IL
FANTASMA DELL'OPERACAST TECNICO ARTISTICO
Regia: Dario Argento
Sceneggiatura: Dario Argento, Gerard Brach sulla base dell'omonimo romanzo di Gaston
Leroux. Fotografia: Ronnie Tyler
Scenografia: Antonello Geleng
Costumi: Agnes Gyarmathy
Montaggio: Anna Napoli
Musica: Ennio Morricone
Prodotto da: Giuseppe Colombo
(ITALIA, 1998)
Durata: 106'
Distribuzione cinematografica: MEDUSA
PERSONAGGI E INTERPRETI
Il Fantasma: Julian Sands
Christine: Asia Argento
Raoul: Andrea Di Stefano
Carlotta: Nadia Rinaldi
Honorine: Coralina Cataldi Tassoni

Frutto della
fantasia di Gaston Leroux, che ne fece il protagonista dell'omonimo romanzo apparso per la
prima volta nel 1911, il fantasma dell'Opera è un personaggio che è riuscito quasi
immediatamente a ricavarsi un posto non defilato nell'ambito della cultura popolare.
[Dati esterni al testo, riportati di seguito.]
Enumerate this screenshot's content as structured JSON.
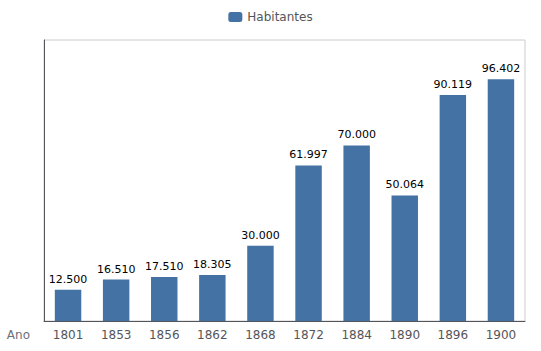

Nulla di strano, dunque, ch'egli abbia ispirato diversi adattamenti cinematografici,
mettendo di volta in volta i registi in condizione di dar la stura alla propria fantasia
nell'ideare versioni sempre più immaginifiche della storia: anche se la migliore fra
tutte resta per certo la prima, quella diretta nel 1925 da Rupert Julian - sulla scorta
d'uno script assai fedele alla pagina scritta - ed interpretata da uno strepitoso Lon
Chaney, peraltro pressoché privo della consueta mascheratura orripilante.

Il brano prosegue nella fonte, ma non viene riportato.